Our present inefficient power distribution network is an outcome of consistent delays in completion of transmission facilities. The length of transmission lines and the load carried at relatively low voltage levels too have contributed to a considerable extent, to the high system losses in the country, while overloading of the system often results in frequent breakdowns. It will be recalled that implementation of transmission schemes has suffered from the very beginning.
For instance, during the 1947-55 period, the First Five-Year Plan had noted: "Very little progress was made on schemes for the transmission and distribution of supplies. These were estimated to cost Rs 60 million, of which only Rs 21 million were spent by March 1955." The progress of transmission system during the First (1955-60) and the Second (1960-65) plan periods remained satisfactory in as much as the transmission facilities more or less matched the expansion in the installed capacity.

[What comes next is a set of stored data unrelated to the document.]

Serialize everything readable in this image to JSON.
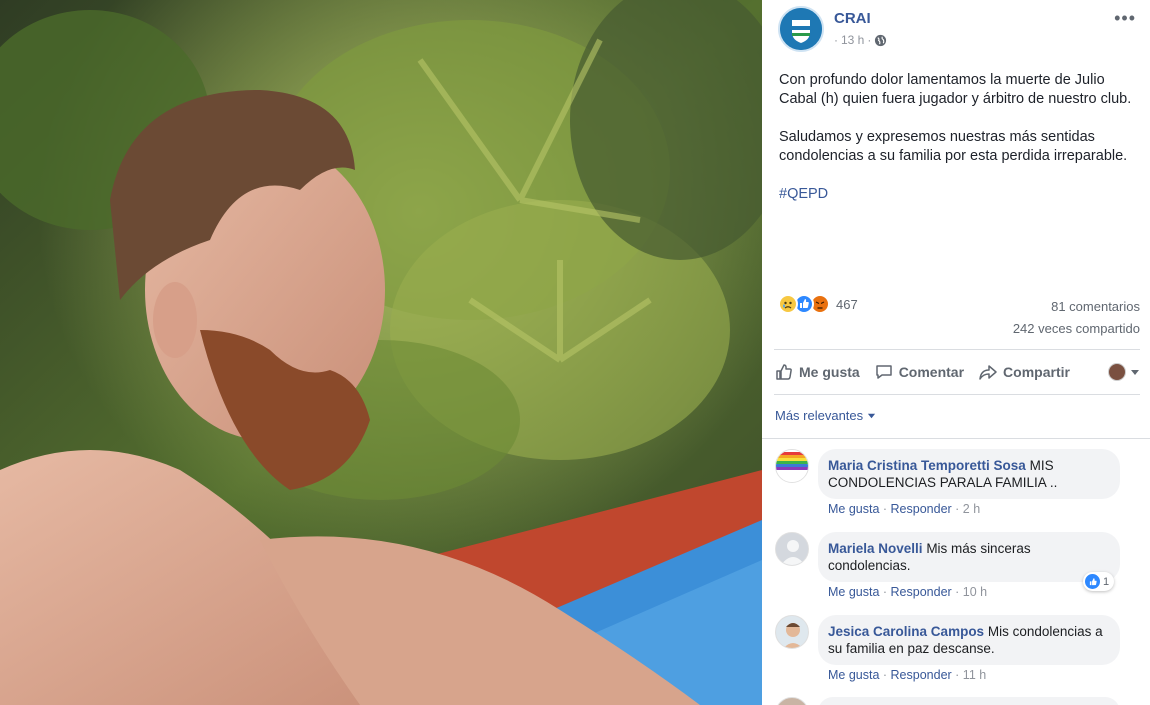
{
  "post": {
    "page_name": "CRAI",
    "time": "13 h",
    "privacy_icon": "globe-icon",
    "text_p1": "Con profundo dolor lamentamos la muerte de Julio Cabal (h) quien fuera jugador y árbitro de nuestro club.",
    "text_p2": "Saludamos y expresemos nuestras más sentidas condolencias a su familia por esta perdida irreparable.",
    "hashtag": "#QEPD"
  },
  "stats": {
    "reaction_icons": [
      "sad-reaction-icon",
      "like-reaction-icon",
      "angry-reaction-icon"
    ],
    "reactions": "467",
    "comments": "81 comentarios",
    "shares": "242 veces compartido"
  },
  "actions": {
    "like": "Me gusta",
    "comment": "Comentar",
    "share": "Compartir"
  },
  "sort_label": "Más relevantes",
  "comments": [
    {
      "name": "Maria Cristina Temporetti Sosa",
      "text": "MIS CONDOLENCIAS PARALA FAMILIA ..",
      "like": "Me gusta",
      "reply": "Responder",
      "time": "2 h",
      "avatar_text": "Orgullosa Diferen"
    },
    {
      "name": "Mariela Novelli",
      "text": "Mis más sinceras condolencias.",
      "like": "Me gusta",
      "reply": "Responder",
      "time": "10 h",
      "like_count": "1"
    },
    {
      "name": "Jesica Carolina Campos",
      "text": "Mis condolencias a su familia en paz descanse.",
      "like": "Me gusta",
      "reply": "Responder",
      "time": "11 h"
    }
  ],
  "colors": {
    "link_blue": "#385898",
    "like_blue": "#2d88ff",
    "muted_gray": "#90949c"
  }
}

The total length of transmission and distribution lines (11KV and above) increased from 2,245 km in 1955 to 7,080 km in 1960 and to 21,722 km in 1965. And almost all the transmission schemes were implemented without significant delays. However, the situation started deteriorating from the Third Plan period when delays in implementation of the transmission programme deprived the country of the benefits, which could have been obtained through expansion in the installed capacity.
This pattern has more or less been followed since then, with the failure to synchronise the extension in transmission facilities with the expansion in installed capacity still dogging the system. Secondly, the distribution system has remained burdened with rampant power theft, and other types of line losses.
As installation of static capacitors can substantially ease these problems, these devices should be installed under a phased programme. Secondly, general lack of co-ordination among various energy-related departments and agencies has worsened the problem of power distribution, despite the fact that the Fourth Plan had laid special emphasis on bringing about organisational improvements to overcome these problems.
There is an urgent need to bring about structural and organisational improvements in the country's power distribution system, in the interest of greater efficiency, which is the need of the hour. Lastly, $150 million credit facility, which ADB is planning to advance to the government, should be utilised to the optimum level to ensure maximum improvement in the ageing power distribution network.